GE's shock earnings pose question over break up or sales
NEW YORK (Reuters) - General Electric Co.'s (GE) shocking first-quarter earnings miss prompted some analysts and investors to question whether the company needed to break up or at least sell off some poorly performing businesses.
But others said they remain patient, even though the share price has now dropped more than 19 percent in the seven years since current chairman and chief executive Jeff Immelt took over at the conglomerate on September 10, 2001.
The shares have also far underperformed the broader market in that period - the Standard & Poor's 500 index has gained more than 22 percent since Immelt took over. GE's shares fell almost 13 percent on Friday after the company's first-quarter earnings disappointed Wall Street.
"(The miss) forces the focus back to the portfolio," said Nicholas Heymann, an analyst with Sterne Agee in New York. "The portfolio has to change."
Mr. Heymann singled out the media and entertainment arm, NBC Universal and the health care arm as facing poor prospects in the near-term.
On GE's almost two-hour conference call on Friday, analysts repeatedly asked the company's managers whether they needed to rethink strategy and whether a structural shake-up was in order.
One analyst, Scott Davis of Morgan Stanley, compared GE to the Chicago Cubs baseball team - always showing promise, never delivering results.
"Maybe GE Capital and GE Industrial shouldn't be together anymore," he told GE's Mr. Immelt on the call.
Mr. Immelt answered: "No matter what form the company is in, it is about driving revenue growth, earnings growth...We will see when this year ends how we stack up against everybody else."
Analysts on the call were "just totally negative," said Al Meyers, co-manager of the AHA Diversified Equity Fund, which owns GE shares.
"You either believe management or you don't," Mr. Meyers said. "I think management was shooting straight."
GE should take advantage of its triple-A credit rating by snapping up bargain assets for its finance operations, he said, rather than by getting out of the business because times have gone bad.
"Why in the world would you sell it now?" Mr. Meyers said. "If you were going to sell it, you should have sold it two years ago, at the top of the market."
On the other hand, GE is taking the right steps by trying to reduce its exposure to consumer finance, said Meyers, who owns GE stock for its international sales and because of prospects for infrastructure demand.
"All of those franchises work, and they seem to work pretty well," said Eric Schoenstein, principal with Jensen Investment Management in Portland, Oregon, which manages about $3 billion in assets and holds GE shares.

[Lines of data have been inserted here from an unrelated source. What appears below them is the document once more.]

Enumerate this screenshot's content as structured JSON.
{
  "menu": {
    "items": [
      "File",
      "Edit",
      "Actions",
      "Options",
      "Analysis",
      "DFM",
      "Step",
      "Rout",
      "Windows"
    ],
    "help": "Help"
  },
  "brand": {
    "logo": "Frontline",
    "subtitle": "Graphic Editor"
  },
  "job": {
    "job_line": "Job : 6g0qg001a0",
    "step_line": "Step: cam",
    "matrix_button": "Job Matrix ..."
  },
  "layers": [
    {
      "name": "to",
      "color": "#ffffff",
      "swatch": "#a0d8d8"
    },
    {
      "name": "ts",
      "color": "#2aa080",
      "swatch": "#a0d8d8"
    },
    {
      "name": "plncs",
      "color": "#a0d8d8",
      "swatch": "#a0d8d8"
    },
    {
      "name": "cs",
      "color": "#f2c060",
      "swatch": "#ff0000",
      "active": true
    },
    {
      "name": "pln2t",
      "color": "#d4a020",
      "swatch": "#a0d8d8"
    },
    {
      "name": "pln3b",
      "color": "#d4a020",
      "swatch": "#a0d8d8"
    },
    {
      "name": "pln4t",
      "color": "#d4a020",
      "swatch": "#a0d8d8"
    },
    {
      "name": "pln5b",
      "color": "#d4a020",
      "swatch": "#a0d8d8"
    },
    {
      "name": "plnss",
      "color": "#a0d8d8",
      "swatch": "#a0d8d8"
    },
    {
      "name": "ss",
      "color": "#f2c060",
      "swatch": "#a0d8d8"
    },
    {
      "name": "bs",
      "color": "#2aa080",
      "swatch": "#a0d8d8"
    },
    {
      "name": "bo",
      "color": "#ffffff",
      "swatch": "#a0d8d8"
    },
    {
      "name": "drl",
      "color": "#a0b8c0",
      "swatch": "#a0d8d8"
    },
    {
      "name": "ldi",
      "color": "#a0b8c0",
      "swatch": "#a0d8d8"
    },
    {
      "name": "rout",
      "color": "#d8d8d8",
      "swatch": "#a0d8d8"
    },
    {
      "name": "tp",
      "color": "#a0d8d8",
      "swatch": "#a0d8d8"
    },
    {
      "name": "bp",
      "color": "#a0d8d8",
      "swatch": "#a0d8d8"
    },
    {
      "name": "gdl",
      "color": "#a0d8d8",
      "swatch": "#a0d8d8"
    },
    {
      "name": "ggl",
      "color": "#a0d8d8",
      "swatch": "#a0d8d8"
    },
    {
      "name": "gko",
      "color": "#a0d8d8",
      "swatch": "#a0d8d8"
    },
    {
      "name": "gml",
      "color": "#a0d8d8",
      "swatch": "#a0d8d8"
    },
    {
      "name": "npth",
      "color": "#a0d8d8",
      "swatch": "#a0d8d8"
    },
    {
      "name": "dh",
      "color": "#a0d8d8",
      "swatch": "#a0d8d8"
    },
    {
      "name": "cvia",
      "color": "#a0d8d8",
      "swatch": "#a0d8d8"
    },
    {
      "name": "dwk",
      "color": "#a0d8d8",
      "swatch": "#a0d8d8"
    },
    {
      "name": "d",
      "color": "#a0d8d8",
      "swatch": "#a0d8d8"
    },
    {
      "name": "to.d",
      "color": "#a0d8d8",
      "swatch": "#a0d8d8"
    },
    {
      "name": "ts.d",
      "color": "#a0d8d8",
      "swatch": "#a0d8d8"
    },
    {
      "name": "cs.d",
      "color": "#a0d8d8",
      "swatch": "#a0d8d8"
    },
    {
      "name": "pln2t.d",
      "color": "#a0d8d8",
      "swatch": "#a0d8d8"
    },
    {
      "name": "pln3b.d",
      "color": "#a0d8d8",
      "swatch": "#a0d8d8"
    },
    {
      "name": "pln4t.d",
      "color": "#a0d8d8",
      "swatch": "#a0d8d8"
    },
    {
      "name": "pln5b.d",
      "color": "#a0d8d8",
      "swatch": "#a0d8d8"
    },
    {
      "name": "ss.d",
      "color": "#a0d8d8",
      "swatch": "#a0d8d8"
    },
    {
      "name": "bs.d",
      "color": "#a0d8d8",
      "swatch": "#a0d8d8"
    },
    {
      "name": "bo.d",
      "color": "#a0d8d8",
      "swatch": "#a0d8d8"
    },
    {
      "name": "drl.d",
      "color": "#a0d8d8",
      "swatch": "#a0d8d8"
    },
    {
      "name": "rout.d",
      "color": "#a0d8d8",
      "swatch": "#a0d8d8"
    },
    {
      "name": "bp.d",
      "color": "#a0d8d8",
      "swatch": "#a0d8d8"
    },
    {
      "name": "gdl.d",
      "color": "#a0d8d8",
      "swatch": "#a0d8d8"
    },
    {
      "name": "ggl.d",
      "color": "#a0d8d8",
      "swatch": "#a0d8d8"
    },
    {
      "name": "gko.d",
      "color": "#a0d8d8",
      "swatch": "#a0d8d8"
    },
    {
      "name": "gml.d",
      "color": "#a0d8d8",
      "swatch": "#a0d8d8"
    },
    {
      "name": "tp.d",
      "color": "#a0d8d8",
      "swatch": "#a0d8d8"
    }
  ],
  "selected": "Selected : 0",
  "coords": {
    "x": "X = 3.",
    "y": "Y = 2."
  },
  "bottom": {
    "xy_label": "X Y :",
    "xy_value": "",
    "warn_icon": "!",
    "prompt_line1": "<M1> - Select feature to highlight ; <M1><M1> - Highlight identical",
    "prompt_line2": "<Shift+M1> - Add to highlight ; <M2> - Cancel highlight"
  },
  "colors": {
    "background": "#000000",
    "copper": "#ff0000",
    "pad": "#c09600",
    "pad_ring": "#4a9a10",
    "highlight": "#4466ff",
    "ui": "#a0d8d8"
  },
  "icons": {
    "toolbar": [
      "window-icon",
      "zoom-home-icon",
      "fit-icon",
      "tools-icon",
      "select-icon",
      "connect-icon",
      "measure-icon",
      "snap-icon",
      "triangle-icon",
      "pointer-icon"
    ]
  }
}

Jensen, for one, is keeping its shares.
"This is a perfect opportunity to show some additional patience with General Electric, rather than throwing it out the window because of what's going on," Mr. Schoenstein said.
Still, the company could benefit from breaking off some segments, said Russell Croft, co-manager of Croft Value Fund in Baltimore, who says he's been "frustrated" with GE's stock performance.
"I think they could create some value there," Mr. Croft said.
Mr. Croft has owned GE for about four years, attracted by its international exposure and its industrial and infrastructure businesses, as well as an "innovative" health care arm.
"If they could sell off NBC or GE Money or commercial finance...and if they could take that money, up the dividend, buy back stock, invest into their higher-growing businesses, we'd probably applaud that.
"But we're not rattling the cage," Mr. Croft said. "We don't want them to rush out and sell things for 80 cents on the dollar."
Croft said the company's stagnant stock performance over the past several years is not the fault of CEO Mr. Immelt, who took over in 2001.
The company is executing its strategy and investors should be patient, AHA's Mr. Meyers said.
But Citigroup analyst Jeffrey Sprague questioned in a note to clients whether GE was effectively executing as well as it could.
"We believe the evidence is mounting that GE is too big and complex to manage effectively," he wrote. "At a minimum, we appear stuck in a framework where something is always underperforming, detracting from positives in the portfolio."
Mr. Sprague on Friday cut GE's rating to "hold" from "buy" and slashed its price target to $36 from $45.
"Although GE can point to good performance in many of its businesses...clearly the business model is not working the way it once did, especially in the eyes of investors."